All You Need Know About Trading Strategies and More

trading strategies

A trading strategies is a systematic procedure for buying and selling in the various securities markets.The trading strategy is created on predefined rules and conditions used when making trading decisions.

A trading strategy may be simple or composite, and includes considerations such as investment style (e.g., value vs. growth), market cap, technical indicators, elemental analysis, industry sector, level of portfolio modification, time horizon or holding period, risk tolerance, leverage, tax considerations, and so on. A key is that a trading strategy be set using objective data and breakdown and followed industriously. At the same time, the trading strategy should be occasionally re-estimated and tweaked as market conditions or individual goals change.

Types of Trading Strategies

types of trading

Long and Short Equity Strategy

This common trading technique involves taking a long position (buying) at low prices and selling at high prices to take advantage of market volatility. It is often used in trading hedge funds.

Day Trading

This high-risk strategy involves buying and selling assets within a day of the stock market’s opening hours (i.e., 9:30 am to 4 pm). Professional traders usually employ it due to the high volatility during this period.

Swing Trading Strategy

This strategy aims to profit from short-term trends and is based on identifying swing patterns formed with price volatility. It is typically used for long-term trading, lasting more than a one day but not more than a month.


Like day trading, this strategy involves trading multiple stocks daily and making profits from each deal.

News Trading

This strategy involves trading in response to news and events about a particular stock, such as revenue results, annual reports, mergers, acquisitions, etc.

Trade Signal Strategy

Traders can use various indicators, such as momentum, trend, volume, and volatility, to decide when to buy or sell their stocks.

How to Develop Trading Strategies


Get Knowledge about the Market and Stock Market Trading

The first and foremost step to developing any strategy is to gain knowledge about the market and related components. Traders must read and acquire information about technical analysis and different stocks. In addition, learning about demand and supply forces eases most of the work.

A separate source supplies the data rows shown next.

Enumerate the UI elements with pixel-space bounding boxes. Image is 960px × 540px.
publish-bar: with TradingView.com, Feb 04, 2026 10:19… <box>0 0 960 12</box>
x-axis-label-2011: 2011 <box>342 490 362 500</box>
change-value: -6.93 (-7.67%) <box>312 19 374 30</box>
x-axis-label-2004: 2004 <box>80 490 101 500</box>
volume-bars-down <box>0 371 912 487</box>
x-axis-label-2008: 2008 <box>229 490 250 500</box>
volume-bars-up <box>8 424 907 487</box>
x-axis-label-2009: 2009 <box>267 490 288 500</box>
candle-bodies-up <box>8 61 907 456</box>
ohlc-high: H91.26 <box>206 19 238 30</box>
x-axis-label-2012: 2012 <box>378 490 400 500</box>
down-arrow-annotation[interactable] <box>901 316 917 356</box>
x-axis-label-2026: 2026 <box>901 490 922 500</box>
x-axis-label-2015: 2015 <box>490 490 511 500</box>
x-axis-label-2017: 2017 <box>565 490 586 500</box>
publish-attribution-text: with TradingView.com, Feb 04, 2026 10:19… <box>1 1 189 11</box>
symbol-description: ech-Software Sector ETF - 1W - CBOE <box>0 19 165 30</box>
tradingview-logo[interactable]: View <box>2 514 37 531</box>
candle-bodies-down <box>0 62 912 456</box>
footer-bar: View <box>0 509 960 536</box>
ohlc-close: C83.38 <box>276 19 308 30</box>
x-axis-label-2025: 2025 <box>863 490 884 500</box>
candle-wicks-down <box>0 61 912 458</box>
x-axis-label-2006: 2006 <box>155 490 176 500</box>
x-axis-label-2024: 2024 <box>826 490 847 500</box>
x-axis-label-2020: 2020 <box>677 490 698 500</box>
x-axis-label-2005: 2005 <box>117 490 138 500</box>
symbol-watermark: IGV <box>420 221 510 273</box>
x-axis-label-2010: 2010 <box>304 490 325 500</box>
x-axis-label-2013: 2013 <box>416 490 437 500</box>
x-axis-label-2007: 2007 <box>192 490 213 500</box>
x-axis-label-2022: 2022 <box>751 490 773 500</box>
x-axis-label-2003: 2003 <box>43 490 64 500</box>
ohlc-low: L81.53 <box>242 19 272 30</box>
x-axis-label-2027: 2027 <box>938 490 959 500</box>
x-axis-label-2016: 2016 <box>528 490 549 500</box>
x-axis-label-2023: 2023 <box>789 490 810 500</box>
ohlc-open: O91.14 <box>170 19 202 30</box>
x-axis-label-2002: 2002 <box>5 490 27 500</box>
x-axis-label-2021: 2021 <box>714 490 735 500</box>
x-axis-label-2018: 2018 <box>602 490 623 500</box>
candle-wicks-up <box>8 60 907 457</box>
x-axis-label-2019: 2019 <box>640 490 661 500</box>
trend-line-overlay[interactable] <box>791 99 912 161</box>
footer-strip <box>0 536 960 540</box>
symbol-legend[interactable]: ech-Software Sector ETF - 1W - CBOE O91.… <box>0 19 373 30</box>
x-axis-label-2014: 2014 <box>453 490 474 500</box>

Deciding a Time Frame (Intraday or Long position)

It is essential in determining the strategic position. Here, traders can select from either being an intraday trader or conducting long-term trading. Again, the strategy also matters depending on the timeframe. For instance, a shorter period is suitable for a scalping approach.

Plan the Entry and Exit Points

Defining the entry and exit points becomes necessary before jotting down the strategy. And to determine them, market volatility and time frame play a vital role. Plotting entry points is possible when a trader uses candlesticks and bar patterns. However, a wrong exit point can trigger profits and invite losses.

Preparing and Execution

The final step is to develop the final draft of the strategy, including listing the rules traders must follow during the execution. Though, it is essential to note the process should remain flexible and subject to changes.

Define the Risk Levels

Now, traders must define their risk coverage potential. It measures how much risk they are willing to take on. So, if a person wants to double their profits, the risk equally jumps high.

Special Considerations

The habit of trading strategies in investments is meant to ensure reliable results and evade behavioral financial biases. Traders can decide to use either discretionary trading or automated trading. Discretionary trading is executed by the trader, and it requires a great deal of discipline since traders may be tempted to deviate from the strategy.
On the other hand, automated trading uses innovative computer modeling methods to automate part or all of the investor’s portfolio. Which is compared to discretionary trading, automated trading gives a trader an upper hand in trade execution, and they choose between a conventional or aggressive or trading method.